On March 7, Vice Admiral Mathias Winter—the current head of the F-35 Joint Program Office—told the U.S. House Armed Services Committee that continued development and support for the plane would cost in the neighborhood of $16 billion annually over the next seven years. “[This] is an astonishingly high amount and, as far as I am aware, greatly exceeds any cost figures previously provided to Congress,” Rep. Nicola Tsongas told the admiral.
The Pentagon’s independent cost unit found that it could cost as much as $1.1 trillion to keep the planes flying and maintained through 2070—with up to half of that money being spent on contractor support. An internal analysis released after Winter’s testimony determined that the Air Force may need to subtract 590 fighters from the total 1,763 it plans to order if the service can’t find ways to trim the planes’ upkeep costs.
But even with a few cuts, nothing can stop the F-35 from being delivered—and there’s still a lot of people happy about that. Among them are Vermont politicians. At a press conference earlier this year, Vermont governor Phil Scott told reporters he’s “all in for the F-35” and thinks “it will be extremely beneficial for Vermont in its entirety, as part of the economy and part of the economic opportunity in the future for Vermont.”
“There were huge cost overruns, you might not like the process, you may not like the amount of money that we’re spending,” Bernie Sanders told a local NBC affiliate in a March 29 interview. “Those are legitimate concerns, but right now the F-35 is the plane. And if it does not come to Vermont it will go to another community. And for many, many reasons I think the National Guard deserves to have that plane here.”

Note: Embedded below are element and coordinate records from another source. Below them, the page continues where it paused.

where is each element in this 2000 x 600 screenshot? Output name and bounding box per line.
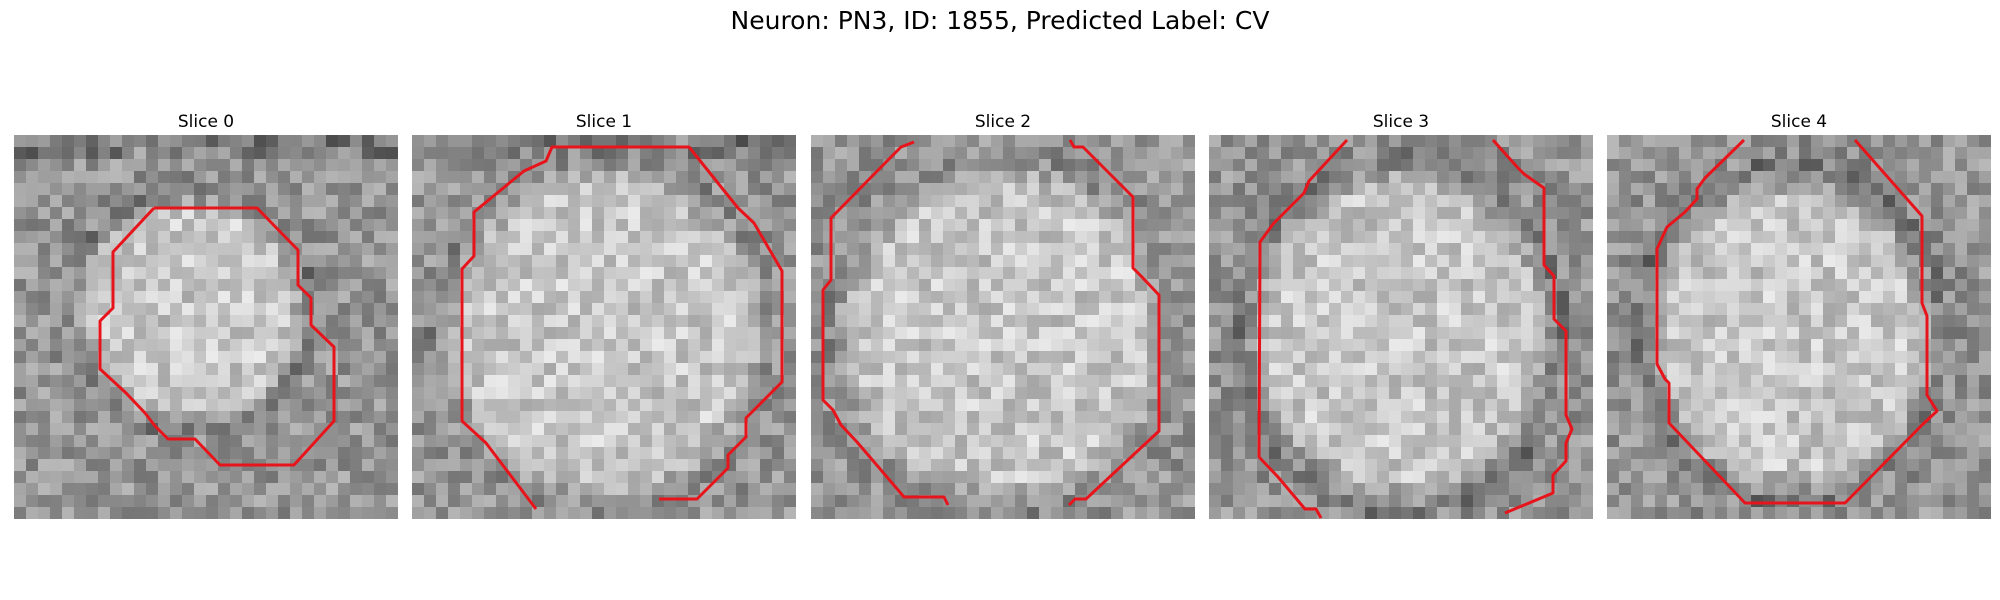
slice-title: Slice 4 <box>1770 112 1828 132</box>
slice-panel-1: Slice 1 <box>412 110 796 519</box>
segmentation-contour <box>821 140 950 506</box>
slice-svg <box>811 135 1195 519</box>
slice-title: Slice 3 <box>1372 112 1430 132</box>
slice-svg <box>412 135 796 519</box>
segmentation-contour <box>1067 139 1161 507</box>
segmentation-contour <box>1655 138 1939 505</box>
pixel-grid <box>412 135 796 519</box>
segmentation-contour <box>460 145 784 510</box>
slice-image <box>1209 135 1593 519</box>
slice-image <box>1607 135 1991 519</box>
pixel-grid <box>1607 135 1991 519</box>
figure-title: Neuron: PN3, ID: 1855, Predicted Label: … <box>730 6 1270 35</box>
slice-svg <box>1607 135 1991 519</box>
slice-title: Slice 0 <box>177 112 235 132</box>
slice-panel-3: Slice 3 <box>1209 110 1593 519</box>
slice-image <box>412 135 796 519</box>
segmentation-contour <box>1257 138 1349 519</box>
slice-title: Slice 1 <box>575 112 633 132</box>
segmentation-contour <box>1491 139 1574 515</box>
pixel-grid <box>1209 135 1593 519</box>
slice-panel-4: Slice 4 <box>1607 110 1991 519</box>
slice-panel-0: Slice 0 <box>14 110 398 519</box>
slice-image <box>14 135 398 519</box>
segmentation-contour <box>98 206 336 467</box>
pixel-grid <box>14 135 398 519</box>
pixel-grid <box>811 135 1195 519</box>
slice-title: Slice 2 <box>974 112 1032 132</box>
slice-image <box>811 135 1195 519</box>
slice-panel-2: Slice 2 <box>811 110 1195 519</box>
slice-svg <box>14 135 398 519</box>
slice-svg <box>1209 135 1593 519</box>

The U.S. has already sunk a fortune into the plane. The program has created thousands of jobs across the country. The F-35 is too big to fail. But regardless of whether the plane can actually win battles, Sprey argues that it has successfully done what it was built to do. “In a very fundamental sense, what makes it so expensive is that was the mission. The mission was to send a lot of money to the contractor,” he argues. “It was simply to replace the previous airplanes and to be more expensive.”